I was absolutely smitten that first night when my parents invited Shawn, Ben, and their single father Michael, over for dinner. In my defense, it was hard not to be. Shawn was something I had only ever heard about in hushed whispers across the hall. He was the complete package. The looks, the personality, the sense of responsibility, he had it all. And his family wasn't half bad either.
They were a close knit group, and despite not having a mom, they seemed complete. Jay was amazed that Ben could get by without that female presence in his life. He had always been such a mama’s boy, and not having my mom around was nearly suffocating to him. The fact that Ben could even breathe without one seemed like a miracle to my blunt and seemingly tactless little brother.
Little Ben was strong throughout the rough questions Jay could not stop himself from asking. I was a bit surprised. Jay was a smart, but sometimes cruel little brat when he wanted to be. Even when he didn’t mean to be, the things he said could wound terribly. And the effects would last for months on end. I thought Ben would have broken down crying after the fourth overly intrusive question.
The kid was a tough one. He answered everything with a smile and a laugh. He then was able to ask Jay about the things he liked.
I winced, and mom and dad tried to hides their coughs behind their glasses. Jay did not talk about himself. Never. Ever. He never saw the point in it. For such a young kid, he was so picky about the things he did and did not do. If it was never going to do anything for him, he simply did not want to do it. Too much work for so little gain, I guess.
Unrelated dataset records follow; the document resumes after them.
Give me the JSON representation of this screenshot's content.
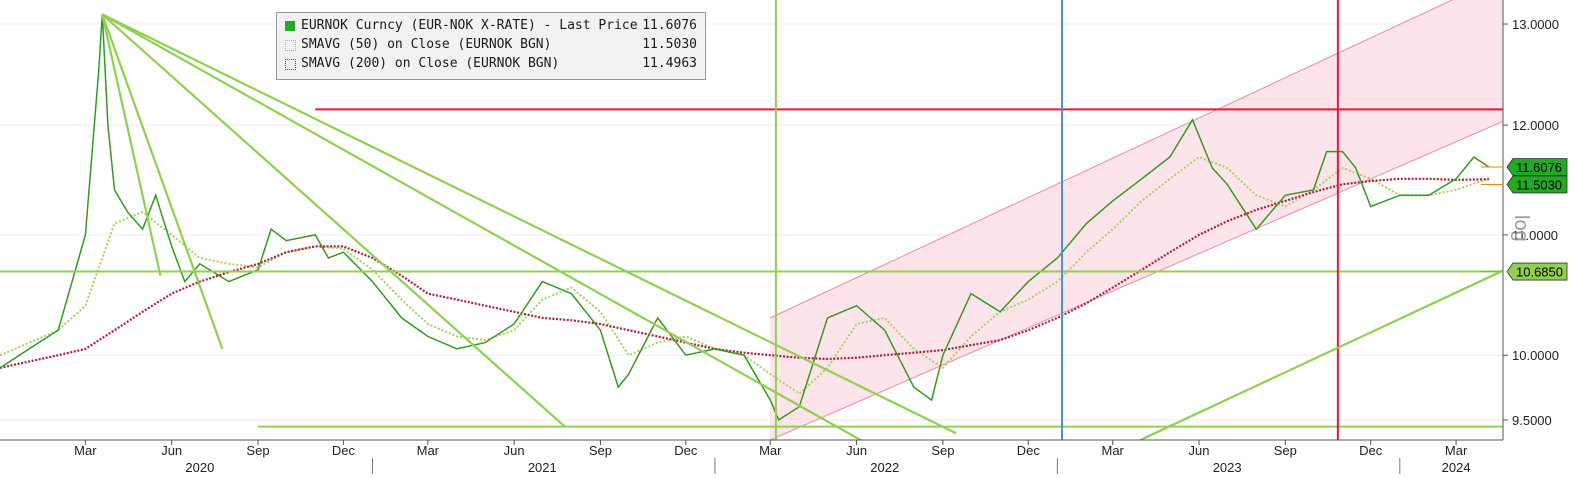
{
  "chart_data": {
    "type": "line",
    "scale": "log",
    "ylim": [
      9.35,
      13.25
    ],
    "yticks": [
      {
        "value": 9.5,
        "label": "9.5000"
      },
      {
        "value": 10.0,
        "label": "10.0000"
      },
      {
        "value": 11.0,
        "label": "11.0000"
      },
      {
        "value": 12.0,
        "label": "12.0000"
      },
      {
        "value": 13.0,
        "label": "13.0000"
      }
    ],
    "ylabel": "log",
    "x_month_ticks": [
      {
        "date": "2020-03",
        "label": "Mar"
      },
      {
        "date": "2020-06",
        "label": "Jun"
      },
      {
        "date": "2020-09",
        "label": "Sep"
      },
      {
        "date": "2020-12",
        "label": "Dec"
      },
      {
        "date": "2021-03",
        "label": "Mar"
      },
      {
        "date": "2021-06",
        "label": "Jun"
      },
      {
        "date": "2021-09",
        "label": "Sep"
      },
      {
        "date": "2021-12",
        "label": "Dec"
      },
      {
        "date": "2022-03",
        "label": "Mar"
      },
      {
        "date": "2022-06",
        "label": "Jun"
      },
      {
        "date": "2022-09",
        "label": "Sep"
      },
      {
        "date": "2022-12",
        "label": "Dec"
      },
      {
        "date": "2023-03",
        "label": "Mar"
      },
      {
        "date": "2023-06",
        "label": "Jun"
      },
      {
        "date": "2023-09",
        "label": "Sep"
      },
      {
        "date": "2023-12",
        "label": "Dec"
      },
      {
        "date": "2024-03",
        "label": "Mar"
      }
    ],
    "year_labels": [
      {
        "date": "2020-07",
        "label": "2020"
      },
      {
        "date": "2021-07",
        "label": "2021"
      },
      {
        "date": "2022-07",
        "label": "2022"
      },
      {
        "date": "2023-07",
        "label": "2023"
      },
      {
        "date": "2024-03",
        "label": "2024"
      }
    ],
    "year_dividers": [
      "2021-01",
      "2022-01",
      "2023-01",
      "2024-01"
    ],
    "series": [
      {
        "name": "EURNOK Curncy (EUR-NOK X-RATE) - Last Price",
        "color": "#22aa22",
        "points": [
          [
            "2019-12-01",
            9.9
          ],
          [
            "2020-01-01",
            10.05
          ],
          [
            "2020-02-01",
            10.2
          ],
          [
            "2020-03-01",
            11.0
          ],
          [
            "2020-03-15",
            12.5
          ],
          [
            "2020-03-19",
            13.1
          ],
          [
            "2020-03-25",
            12.0
          ],
          [
            "2020-04-01",
            11.4
          ],
          [
            "2020-04-15",
            11.2
          ],
          [
            "2020-05-01",
            11.05
          ],
          [
            "2020-05-15",
            11.35
          ],
          [
            "2020-06-01",
            10.9
          ],
          [
            "2020-06-15",
            10.6
          ],
          [
            "2020-07-01",
            10.75
          ],
          [
            "2020-08-01",
            10.6
          ],
          [
            "2020-09-01",
            10.7
          ],
          [
            "2020-09-15",
            11.05
          ],
          [
            "2020-10-01",
            10.95
          ],
          [
            "2020-11-01",
            11.0
          ],
          [
            "2020-11-15",
            10.8
          ],
          [
            "2020-12-01",
            10.85
          ],
          [
            "2021-01-01",
            10.6
          ],
          [
            "2021-02-01",
            10.3
          ],
          [
            "2021-03-01",
            10.15
          ],
          [
            "2021-04-01",
            10.05
          ],
          [
            "2021-05-01",
            10.1
          ],
          [
            "2021-06-01",
            10.25
          ],
          [
            "2021-07-01",
            10.6
          ],
          [
            "2021-08-01",
            10.5
          ],
          [
            "2021-09-01",
            10.2
          ],
          [
            "2021-09-20",
            9.75
          ],
          [
            "2021-10-01",
            9.85
          ],
          [
            "2021-11-01",
            10.3
          ],
          [
            "2021-12-01",
            10.0
          ],
          [
            "2022-01-01",
            10.05
          ],
          [
            "2022-02-01",
            10.0
          ],
          [
            "2022-03-01",
            9.65
          ],
          [
            "2022-03-10",
            9.5
          ],
          [
            "2022-04-01",
            9.6
          ],
          [
            "2022-05-01",
            10.3
          ],
          [
            "2022-06-01",
            10.4
          ],
          [
            "2022-07-01",
            10.2
          ],
          [
            "2022-08-01",
            9.75
          ],
          [
            "2022-08-20",
            9.65
          ],
          [
            "2022-09-01",
            10.0
          ],
          [
            "2022-10-01",
            10.5
          ],
          [
            "2022-11-01",
            10.35
          ],
          [
            "2022-12-01",
            10.6
          ],
          [
            "2023-01-01",
            10.8
          ],
          [
            "2023-02-01",
            11.1
          ],
          [
            "2023-03-01",
            11.3
          ],
          [
            "2023-04-01",
            11.5
          ],
          [
            "2023-05-01",
            11.7
          ],
          [
            "2023-05-25",
            12.05
          ],
          [
            "2023-06-15",
            11.6
          ],
          [
            "2023-07-01",
            11.45
          ],
          [
            "2023-08-01",
            11.05
          ],
          [
            "2023-09-01",
            11.35
          ],
          [
            "2023-10-01",
            11.4
          ],
          [
            "2023-10-15",
            11.75
          ],
          [
            "2023-11-01",
            11.75
          ],
          [
            "2023-11-15",
            11.6
          ],
          [
            "2023-12-01",
            11.25
          ],
          [
            "2024-01-01",
            11.35
          ],
          [
            "2024-02-01",
            11.35
          ],
          [
            "2024-03-01",
            11.5
          ],
          [
            "2024-03-20",
            11.7
          ],
          [
            "2024-04-05",
            11.6076
          ]
        ]
      },
      {
        "name": "SMAVG (50)  on Close (EURNOK BGN)",
        "color": "#a8d060",
        "points": [
          [
            "2019-12-01",
            10.0
          ],
          [
            "2020-02-01",
            10.2
          ],
          [
            "2020-03-01",
            10.4
          ],
          [
            "2020-04-01",
            11.1
          ],
          [
            "2020-05-01",
            11.2
          ],
          [
            "2020-06-01",
            11.0
          ],
          [
            "2020-07-01",
            10.8
          ],
          [
            "2020-08-01",
            10.75
          ],
          [
            "2020-09-01",
            10.72
          ],
          [
            "2020-10-01",
            10.85
          ],
          [
            "2020-11-01",
            10.9
          ],
          [
            "2020-12-01",
            10.88
          ],
          [
            "2021-01-01",
            10.7
          ],
          [
            "2021-02-01",
            10.45
          ],
          [
            "2021-03-01",
            10.25
          ],
          [
            "2021-04-01",
            10.15
          ],
          [
            "2021-05-01",
            10.12
          ],
          [
            "2021-06-01",
            10.2
          ],
          [
            "2021-07-01",
            10.45
          ],
          [
            "2021-08-01",
            10.55
          ],
          [
            "2021-09-01",
            10.35
          ],
          [
            "2021-10-01",
            10.0
          ],
          [
            "2021-11-01",
            10.1
          ],
          [
            "2021-12-01",
            10.15
          ],
          [
            "2022-01-01",
            10.05
          ],
          [
            "2022-02-01",
            10.0
          ],
          [
            "2022-03-01",
            9.85
          ],
          [
            "2022-04-01",
            9.7
          ],
          [
            "2022-05-01",
            9.9
          ],
          [
            "2022-06-01",
            10.25
          ],
          [
            "2022-07-01",
            10.3
          ],
          [
            "2022-08-01",
            10.05
          ],
          [
            "2022-09-01",
            9.9
          ],
          [
            "2022-10-01",
            10.15
          ],
          [
            "2022-11-01",
            10.35
          ],
          [
            "2022-12-01",
            10.45
          ],
          [
            "2023-01-01",
            10.6
          ],
          [
            "2023-02-01",
            10.85
          ],
          [
            "2023-03-01",
            11.05
          ],
          [
            "2023-04-01",
            11.3
          ],
          [
            "2023-05-01",
            11.5
          ],
          [
            "2023-06-01",
            11.7
          ],
          [
            "2023-07-01",
            11.6
          ],
          [
            "2023-08-01",
            11.35
          ],
          [
            "2023-09-01",
            11.25
          ],
          [
            "2023-10-01",
            11.4
          ],
          [
            "2023-11-01",
            11.6
          ],
          [
            "2023-12-01",
            11.5
          ],
          [
            "2024-01-01",
            11.35
          ],
          [
            "2024-02-01",
            11.35
          ],
          [
            "2024-03-01",
            11.4
          ],
          [
            "2024-04-05",
            11.503
          ]
        ]
      },
      {
        "name": "SMAVG (200)  on Close (EURNOK BGN)",
        "color": "#b0203a",
        "points": [
          [
            "2019-12-01",
            9.9
          ],
          [
            "2020-01-01",
            9.95
          ],
          [
            "2020-02-01",
            10.0
          ],
          [
            "2020-03-01",
            10.05
          ],
          [
            "2020-04-01",
            10.2
          ],
          [
            "2020-05-01",
            10.35
          ],
          [
            "2020-06-01",
            10.5
          ],
          [
            "2020-07-01",
            10.6
          ],
          [
            "2020-08-01",
            10.68
          ],
          [
            "2020-09-01",
            10.75
          ],
          [
            "2020-10-01",
            10.85
          ],
          [
            "2020-11-01",
            10.9
          ],
          [
            "2020-12-01",
            10.9
          ],
          [
            "2021-01-01",
            10.8
          ],
          [
            "2021-02-01",
            10.65
          ],
          [
            "2021-03-01",
            10.5
          ],
          [
            "2021-04-01",
            10.45
          ],
          [
            "2021-05-01",
            10.4
          ],
          [
            "2021-06-01",
            10.35
          ],
          [
            "2021-07-01",
            10.3
          ],
          [
            "2021-08-01",
            10.28
          ],
          [
            "2021-09-01",
            10.25
          ],
          [
            "2021-10-01",
            10.2
          ],
          [
            "2021-11-01",
            10.15
          ],
          [
            "2021-12-01",
            10.1
          ],
          [
            "2022-01-01",
            10.05
          ],
          [
            "2022-02-01",
            10.02
          ],
          [
            "2022-03-01",
            10.0
          ],
          [
            "2022-04-01",
            9.98
          ],
          [
            "2022-05-01",
            9.97
          ],
          [
            "2022-06-01",
            9.98
          ],
          [
            "2022-07-01",
            10.0
          ],
          [
            "2022-08-01",
            10.02
          ],
          [
            "2022-09-01",
            10.04
          ],
          [
            "2022-10-01",
            10.08
          ],
          [
            "2022-11-01",
            10.12
          ],
          [
            "2022-12-01",
            10.2
          ],
          [
            "2023-01-01",
            10.3
          ],
          [
            "2023-02-01",
            10.42
          ],
          [
            "2023-03-01",
            10.55
          ],
          [
            "2023-04-01",
            10.7
          ],
          [
            "2023-05-01",
            10.85
          ],
          [
            "2023-06-01",
            11.0
          ],
          [
            "2023-07-01",
            11.12
          ],
          [
            "2023-08-01",
            11.22
          ],
          [
            "2023-09-01",
            11.3
          ],
          [
            "2023-10-01",
            11.38
          ],
          [
            "2023-11-01",
            11.45
          ],
          [
            "2023-12-01",
            11.48
          ],
          [
            "2024-01-01",
            11.5
          ],
          [
            "2024-02-01",
            11.5
          ],
          [
            "2024-03-01",
            11.49
          ],
          [
            "2024-04-05",
            11.4963
          ]
        ]
      }
    ],
    "last_values": [
      {
        "label": "11.6076",
        "value": 11.6076,
        "color": "#22aa22"
      },
      {
        "label": "11.5030",
        "value": 11.503,
        "color": "#22aa22"
      },
      {
        "label": "10.6850",
        "value": 10.685,
        "color": "#8fd14f"
      }
    ],
    "horizontal_lines": [
      {
        "value": 12.15,
        "from": "2020-11-01",
        "color": "#e8173a"
      },
      {
        "value": 10.685,
        "from": "2019-12-01",
        "color": "#8fd14f"
      },
      {
        "value": 9.45,
        "from": "2020-09-01",
        "color": "#8fd14f"
      }
    ],
    "vertical_lines": [
      {
        "date": "2022-03-07",
        "color": "#8fd14f"
      },
      {
        "date": "2023-01-06",
        "color": "#4a90d9"
      },
      {
        "date": "2023-10-27",
        "color": "#e8173a"
      }
    ],
    "fan_lines": [
      {
        "from": [
          "2020-03-19",
          13.1
        ],
        "to": [
          "2020-05-20",
          10.65
        ]
      },
      {
        "from": [
          "2020-03-19",
          13.1
        ],
        "to": [
          "2020-07-25",
          10.05
        ]
      },
      {
        "from": [
          "2020-03-19",
          13.1
        ],
        "to": [
          "2021-07-25",
          9.45
        ]
      },
      {
        "from": [
          "2020-03-19",
          13.1
        ],
        "to": [
          "2022-07-01",
          9.25
        ]
      },
      {
        "from": [
          "2020-03-19",
          13.1
        ],
        "to": [
          "2022-09-15",
          9.4
        ]
      }
    ],
    "trend_lines": [
      {
        "from": [
          "2023-03-15",
          9.3
        ],
        "to": [
          "2024-06-01",
          10.85
        ]
      }
    ],
    "channel": {
      "fill": "#fde4ea",
      "line": "#f08aa0",
      "lower": {
        "from": [
          "2022-03-01",
          9.35
        ],
        "to": [
          "2024-06-01",
          12.2
        ]
      },
      "upper": {
        "from": [
          "2022-03-01",
          10.3
        ],
        "to": [
          "2024-06-01",
          13.7
        ]
      }
    },
    "legend": [
      {
        "name": "EURNOK Curncy (EUR-NOK X-RATE) - Last Price",
        "value": "11.6076",
        "icon": "filled-square"
      },
      {
        "name": "SMAVG (50)  on Close (EURNOK BGN)",
        "value": "11.5030",
        "icon": "dotted-square"
      },
      {
        "name": "SMAVG (200)  on Close (EURNOK BGN)",
        "value": "11.4963",
        "icon": "dotted-square"
      }
    ],
    "legend_title_prefix": "EURNOK Curncy (EUR-NOK X-RATE) - Last Price",
    "grid": true,
    "legend_placement": "top-left"
  }
}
But that night at dinner, Jay suddenly wanted to talk about anything Ben wanted to talk about. His favorite food was hamburgers, his favorite color was red, and he was a member of the local baseball team. Anything Ben wanted to know, Jay was willing to speak about. Michael and Shawn couldn’t quite figure out why the rest of us were gawking so freely.
Shawn started asking me questions, I guess feeling awkward about letting two preteens take hold of the dinner conversation. Michael started doing the same with my parents. All throughout the night we all traded information and laughed over new private jokes, all the while finding it completely normal to seem so at ease with basic strangers. We had so much fun that the time just flew by without us noticing. It was nearly ten when we finally had enough sense to look at a nearby clock.
By then, Jay had already looked so head over heels that I could have laughed. I would have too, if I wasn’t sure that I had the exact same look on my face at the moment.
When the Reynolds finally headed home, nearly an hour after we all agreed to part ways, Jay was smiling like a loon. He then proudly proclaimed, before he went to bed,
“He will be my new best friend.”
I didn't think to tell him that he already had a best friend. One that was always vying for the attention that Jay obliviously refused to give him. I also didn't think it was wise to tell him that what he wanted from Ben was something more than friendship. He still had those boots on after all, and I was too heavy a sleeper to feel comfortable enough to say what I wanted to. I have to watch the merchandise, you understand.
So I only smirked and told him,
“Go for it.”
I knew it to be fact. If I, after years of breaking hearts of all ages, was smitten this quickly, my brother was in for a long ride. He was only a kid, and he didn’t understand the emotional and possibly physical loop that emotions could take you through. A part of me thought that perhaps I should have done the big brother thing and tried to talk him out of it.
The more rational part of my mind told me it was pointless. Jay would be in denial. Even if he did admit to what he was feeling, again, he wouldn’t understand the big picture. He would never get what any of this meant. Not at 11. Puppy love was never something that permitted logic, and this was an extreme case if I ever saw one.
Lord knows if it’ll end well or not. But hey, it could be a good show.